Although several surgical methods have been defined for PSD treatment, no golden standard method is available yet. The present study compares the effectiveness of two procedures: Limberg flap and Karydakis flap in the surgical management of recurrent or complicated sacrococcygeal PSD. It was found that there is a significant differences between the groups in operative time, which is shorter in Karydakis operation. This is in agreement with Kohla et al. who found that duration of surgery in the Karydakis group was 37.73 ± 12.98, whereas in the Limberg group, it was 61.60 ± 11.11 [14]. However, there is no significant difference between the two groups regarding length of hospital stay which is not in accordance with Bostanoglu et al. who observed that hospital stay was shorter (3.0 ± 1.5 days) in Karydakis technique as compared to Limberg flap procedure (4.3 ± 1.5 days) [15].

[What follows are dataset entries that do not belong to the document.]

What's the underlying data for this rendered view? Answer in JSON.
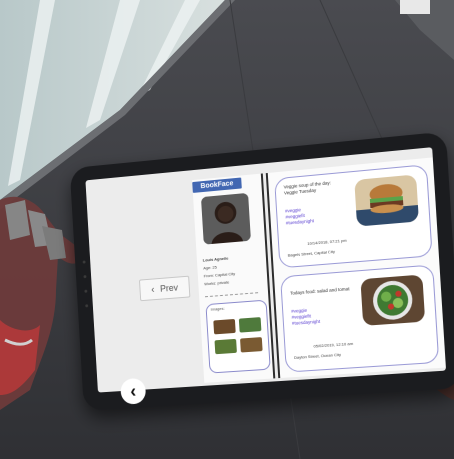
{
  "app": {
    "brand": "BookFace"
  },
  "nav": {
    "prev_label": "Prev",
    "prev_icon": "chevron-left-icon",
    "back_icon": "back-arrow-icon"
  },
  "profile": {
    "name": "Louis Agnelle",
    "age_line": "Age:  25",
    "from_line": "From:  Capital City",
    "works_line": "Works:  private",
    "images_label": "Images:"
  },
  "posts": [
    {
      "text": "Veggie soup of the day: Veggie Tuesday",
      "tags": [
        "#veggie",
        "#veggiefit",
        "#tuesdaynight"
      ],
      "date": "10/14/2018, 07:21 pm",
      "location": "Bagels Street, Capital City"
    },
    {
      "text": "Todays food: salad and tomat",
      "tags": [
        "#veggie",
        "#veggiefit",
        "#tuesdaynight"
      ],
      "date": "05/02/2019, 12:10 am",
      "location": "Dayton Street, Ocean City"
    }
  ],
  "colors": {
    "brand": "#4267b2",
    "card_border": "#9a9ad6",
    "tag": "#5a3fd1"
  }
}
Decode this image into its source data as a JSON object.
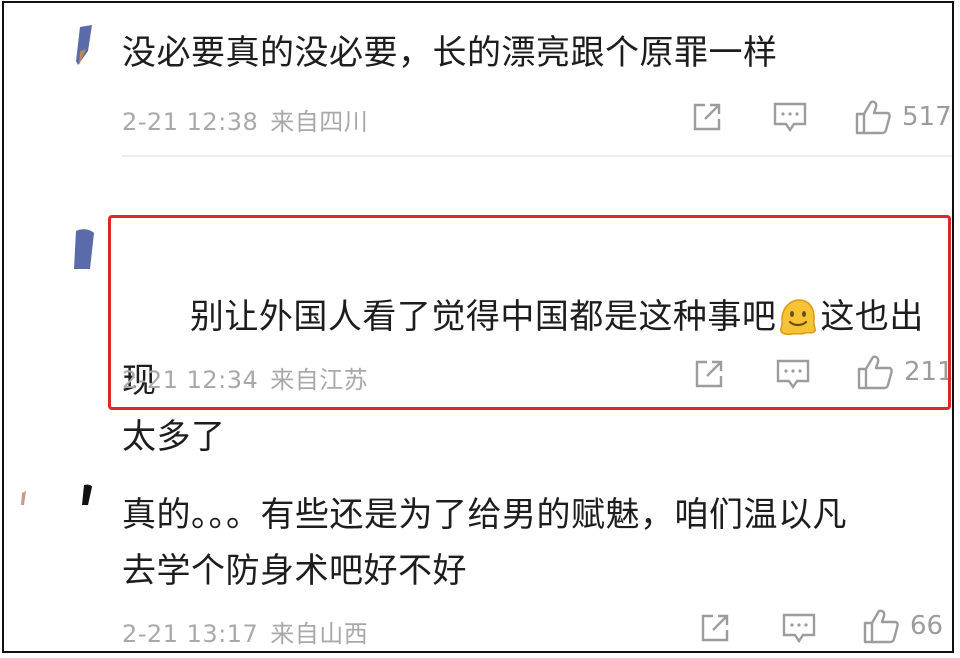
{
  "comments": [
    {
      "text": "没必要真的没必要，长的漂亮跟个原罪一样",
      "date": "2-21 12:38",
      "location": "来自四川",
      "likes": "517"
    },
    {
      "text_before_emoji": "别让外国人看了觉得中国都是这种事吧",
      "text_after_emoji": "这也出现\n太多了",
      "emoji": "melting-face-emoji",
      "date": "2-21 12:34",
      "location": "来自江苏",
      "likes": "211",
      "highlighted": true
    },
    {
      "text": "真的。。。有些还是为了给男的赋魅，咱们温以凡\n去学个防身术吧好不好",
      "date": "2-21 13:17",
      "location": "来自山西",
      "likes": "66"
    }
  ],
  "colors": {
    "text": "#1d1d1d",
    "meta": "#a9a9a9",
    "icon": "#9c9c9c",
    "highlight_border": "#e0252b",
    "divider": "#ececec"
  },
  "icons": [
    "share-icon",
    "comment-icon",
    "like-icon"
  ]
}
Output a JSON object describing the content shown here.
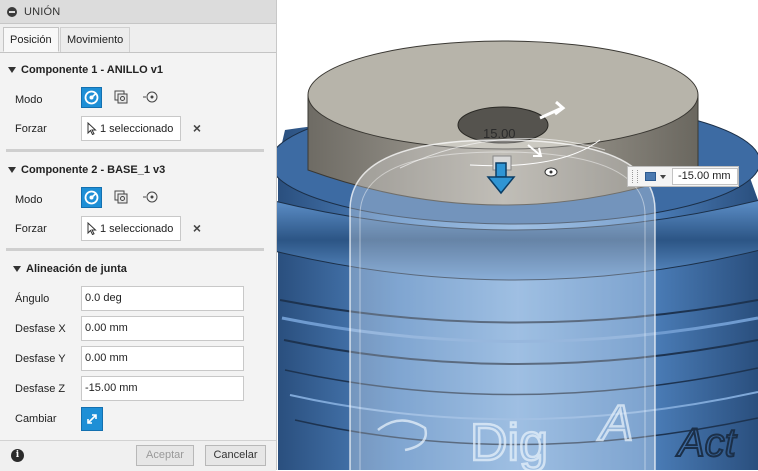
{
  "dialog": {
    "title": "UNIÓN",
    "tabs": [
      {
        "label": "Posición",
        "active": true
      },
      {
        "label": "Movimiento",
        "active": false
      }
    ],
    "component1": {
      "header": "Componente 1 - ANILLO v1",
      "mode_label": "Modo",
      "force_label": "Forzar",
      "selection": "1 seleccionado"
    },
    "component2": {
      "header": "Componente 2 - BASE_1 v3",
      "mode_label": "Modo",
      "force_label": "Forzar",
      "selection": "1 seleccionado"
    },
    "alignment": {
      "header": "Alineación de junta",
      "angle_label": "Ángulo",
      "angle_value": "0.0 deg",
      "offset_x_label": "Desfase X",
      "offset_x_value": "0.00 mm",
      "offset_y_label": "Desfase Y",
      "offset_y_value": "0.00 mm",
      "offset_z_label": "Desfase Z",
      "offset_z_value": "-15.00 mm",
      "flip_label": "Cambiar"
    },
    "footer": {
      "ok_label": "Aceptar",
      "cancel_label": "Cancelar"
    }
  },
  "viewport": {
    "dimension_text": "15.00",
    "float_value": "-15.00 mm",
    "engraving_text_1": "Dig",
    "engraving_text_2": "Act",
    "engraving_text_3": "A"
  },
  "colors": {
    "accent": "#1e8fd6",
    "model_blue": "#3f6fa8",
    "ring_gray": "#8a877f"
  }
}
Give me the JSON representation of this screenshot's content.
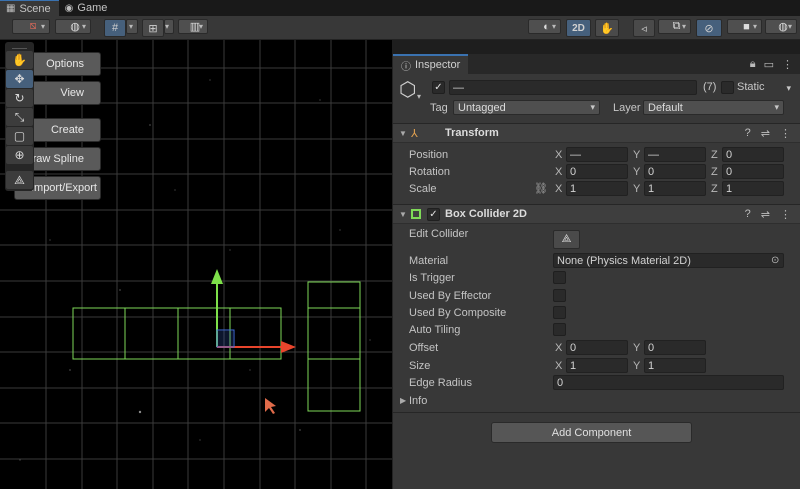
{
  "tabs": [
    {
      "label": "Scene",
      "icon": "scene-icon",
      "active": true
    },
    {
      "label": "Game",
      "icon": "game-icon",
      "active": false
    }
  ],
  "scene_toolbar": {
    "mode_2d_label": "2D"
  },
  "overlay_buttons": {
    "options": "Options",
    "view": "View",
    "create": "Create",
    "draw_spline": "Draw Spline",
    "import_export": "Import/Export"
  },
  "inspector": {
    "tab_label": "Inspector",
    "object_name": "—",
    "object_count": "(7)",
    "static_label": "Static",
    "tag_label": "Tag",
    "tag_value": "Untagged",
    "layer_label": "Layer",
    "layer_value": "Default",
    "transform": {
      "title": "Transform",
      "position_label": "Position",
      "position": {
        "x": "—",
        "y": "—",
        "z": "0"
      },
      "rotation_label": "Rotation",
      "rotation": {
        "x": "0",
        "y": "0",
        "z": "0"
      },
      "scale_label": "Scale",
      "scale": {
        "x": "1",
        "y": "1",
        "z": "1"
      },
      "axis_x": "X",
      "axis_y": "Y",
      "axis_z": "Z"
    },
    "box_collider": {
      "title": "Box Collider 2D",
      "edit_collider_label": "Edit Collider",
      "material_label": "Material",
      "material_value": "None (Physics Material 2D)",
      "is_trigger_label": "Is Trigger",
      "used_by_effector_label": "Used By Effector",
      "used_by_composite_label": "Used By Composite",
      "auto_tiling_label": "Auto Tiling",
      "offset_label": "Offset",
      "offset": {
        "x": "0",
        "y": "0"
      },
      "size_label": "Size",
      "size": {
        "x": "1",
        "y": "1"
      },
      "edge_radius_label": "Edge Radius",
      "edge_radius_value": "0",
      "info_label": "Info"
    },
    "add_component_label": "Add Component"
  },
  "colors": {
    "accent": "#3a72b0",
    "collider_green": "#7ed957",
    "gizmo_red": "#e8452c",
    "gizmo_green": "#7ee04a",
    "gizmo_blue": "#3f6ee0"
  }
}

In terms of remaining short term results, the current study shows that Karydakis operation is superior to Limberg operation regarding access to normal daily activity. This is in line with Karaca et al. [16]. After 12 months from follow-up, we had no recurrence in the Limberg group. However, six of 27 patients had recurrence in the Karydakis group and these cases suffered from postoperative seroma and wound infection as Arslan et al. reported that the appearance of seroma, hematoma, or wound infection in the early period increases the risk of recurrence of the disease [17], and this difference was statistically significant.

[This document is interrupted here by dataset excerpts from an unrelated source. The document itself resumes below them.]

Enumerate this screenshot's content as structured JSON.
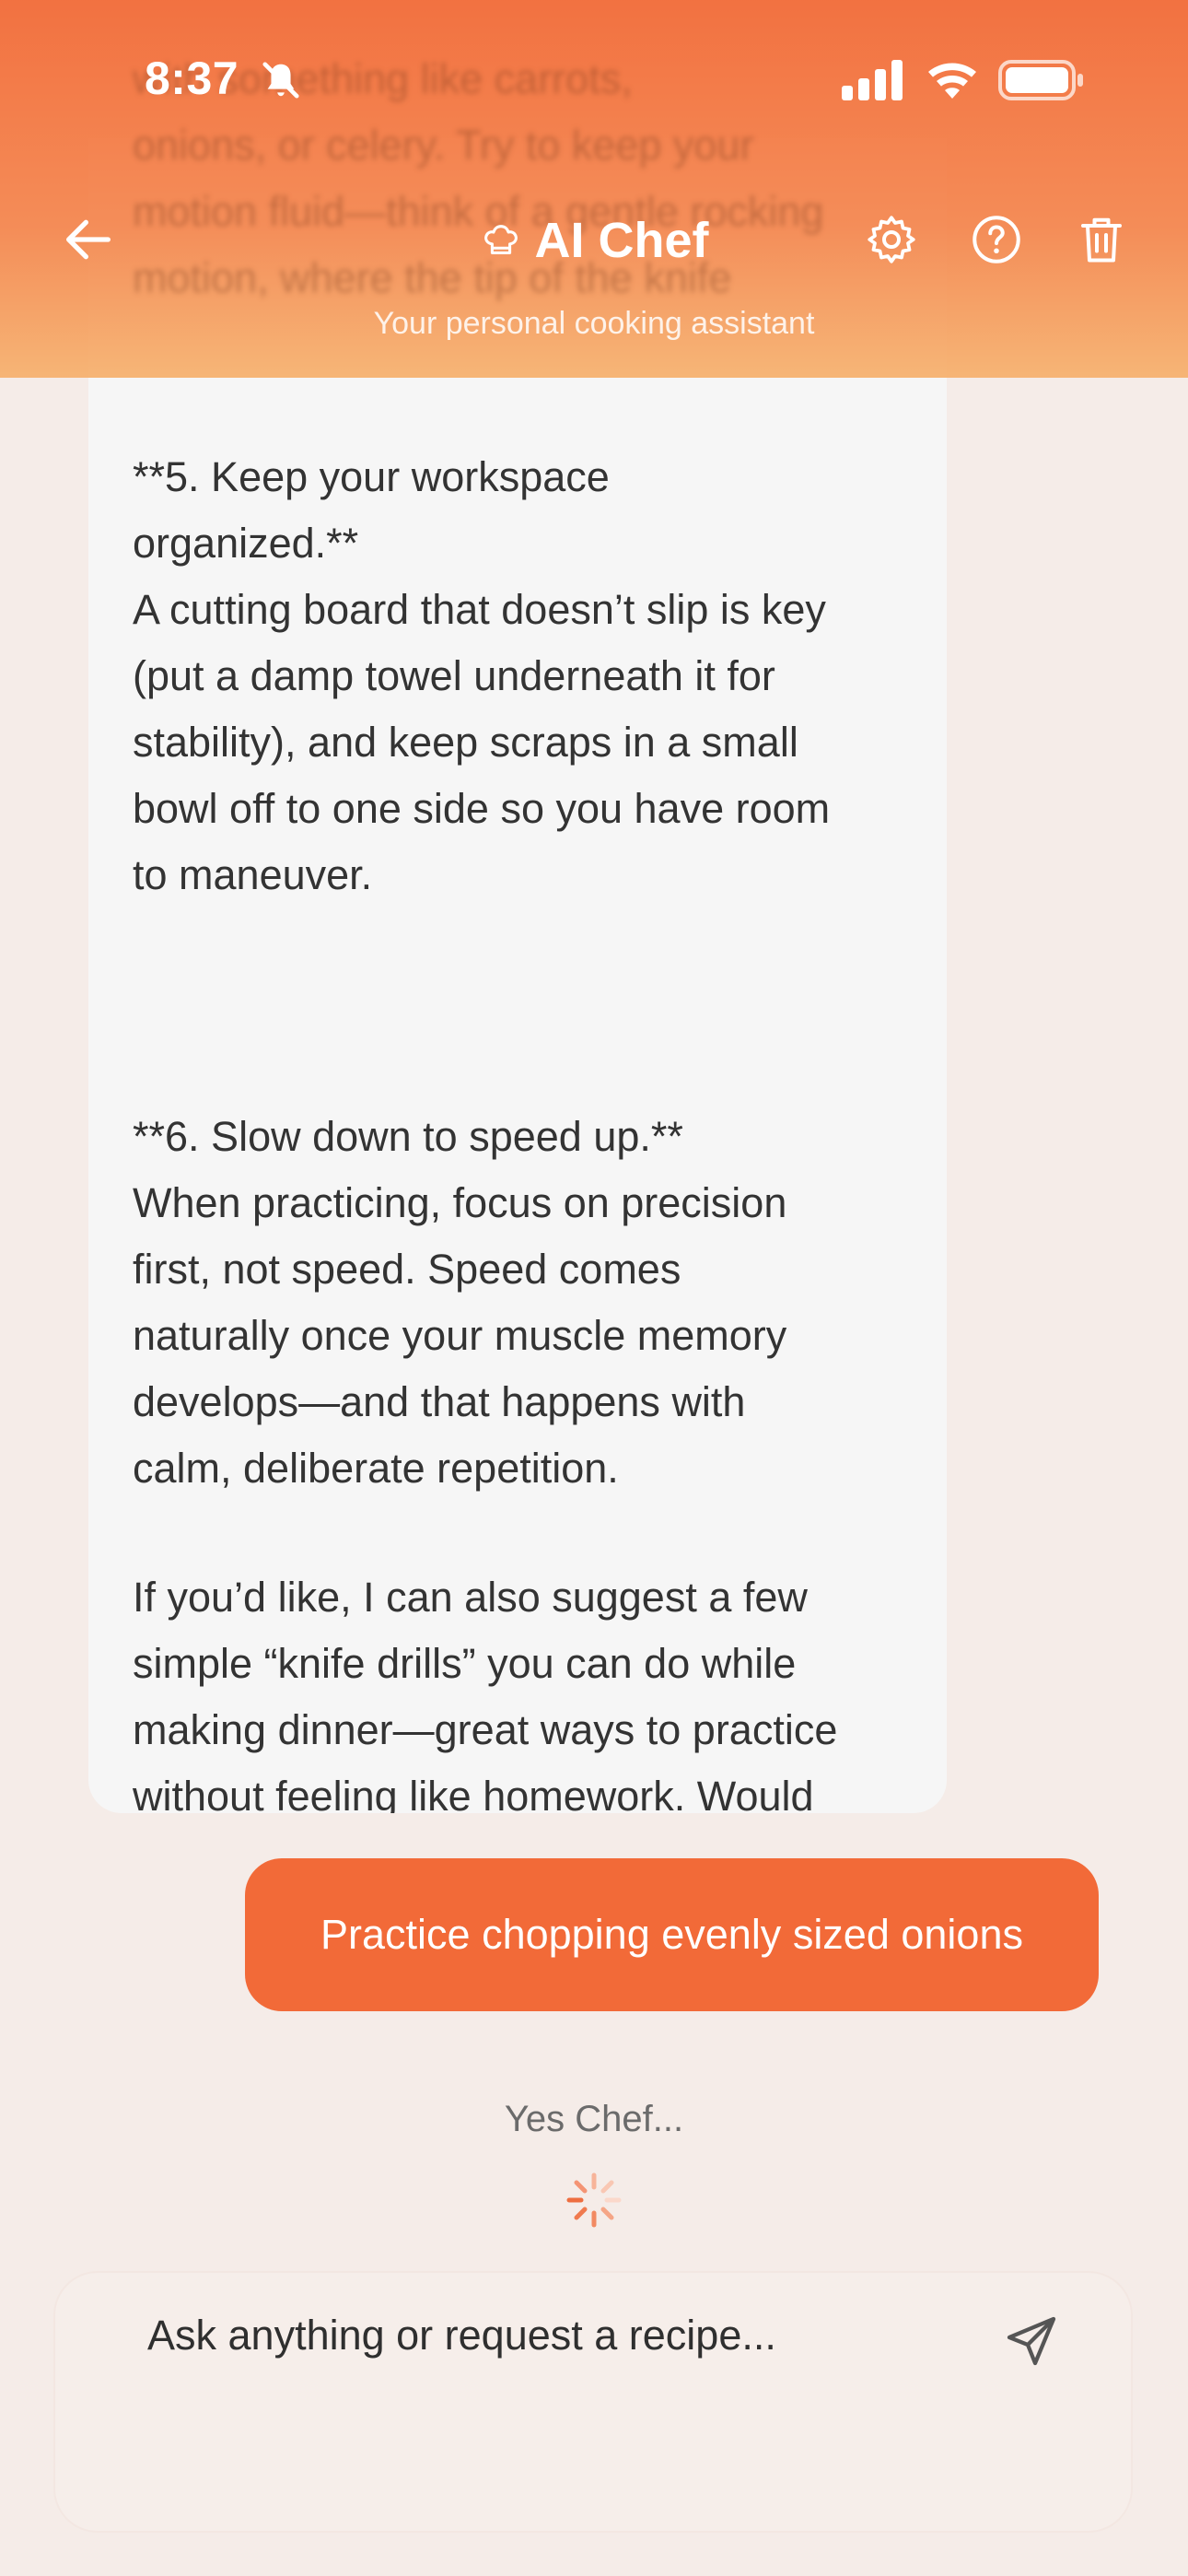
{
  "status_bar": {
    "time": "8:37"
  },
  "header": {
    "title": "AI Chef",
    "subtitle": "Your personal cooking assistant",
    "title_icon": "chef-hat-icon",
    "actions": [
      "settings-icon",
      "help-icon",
      "trash-icon"
    ],
    "ghost_text": "with something like carrots,\nonions, or celery. Try to keep your\nmotion fluid—think of a gentle rocking\nmotion, where the tip of the knife"
  },
  "messages": {
    "assistant": {
      "faded_line": "",
      "para5": "**5. Keep your workspace\norganized.**\nA cutting board that doesn’t slip is key\n(put a damp towel underneath it for\nstability), and keep scraps in a small\nbowl off to one side so you have room\nto maneuver.",
      "para6": "**6. Slow down to speed up.**\nWhen practicing, focus on precision\nfirst, not speed. Speed comes\nnaturally once your muscle memory\ndevelops—and that happens with\ncalm, deliberate repetition.",
      "para7": "If you’d like, I can also suggest a few\nsimple “knife drills” you can do while\nmaking dinner—great ways to practice\nwithout feeling like homework. Would\nyou like me to share a few of those?"
    },
    "user": {
      "text": "Practice chopping evenly sized onions"
    },
    "typing_label": "Yes Chef..."
  },
  "composer": {
    "placeholder": "Ask anything or request a recipe..."
  },
  "colors": {
    "accent": "#f26a38",
    "background": "#f5ece8",
    "assistant_bubble": "#f6f6f6"
  }
}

A Cochrane overview has been performed to provide evidence-based guidance for surgical treatment [18]. The review concluded that off-midline closure (including rhomboid, Karydakis, and Bascom flaps) is the best choice if the sinus is to be excised and sutured, and this closure is associated with shorter hospital stay and the lowest recurrence rates [19]. In the current study, cosmetic results did not differ between the studied groups. These findings were in coherence with Ashok and Nikhilesh who found no significant differences between the groups in cosmetic results [20]. However, patient satisfaction in the Limberg group was significantly higher than that in the Karydakis group, and this result is consistent with Alvandipour et al. [13].

Conclusion

It is concluded that Limberg flap rotation is clearly preferred in management of recurrent and complicated PNS for safety reasons given its low recurrence and postoperative complication rates. Karydakis technique is superior to Limberg flap regarding shorter operative time and shorter time needed for access to normal daily activity so it is preferred in uncomplicated PNS.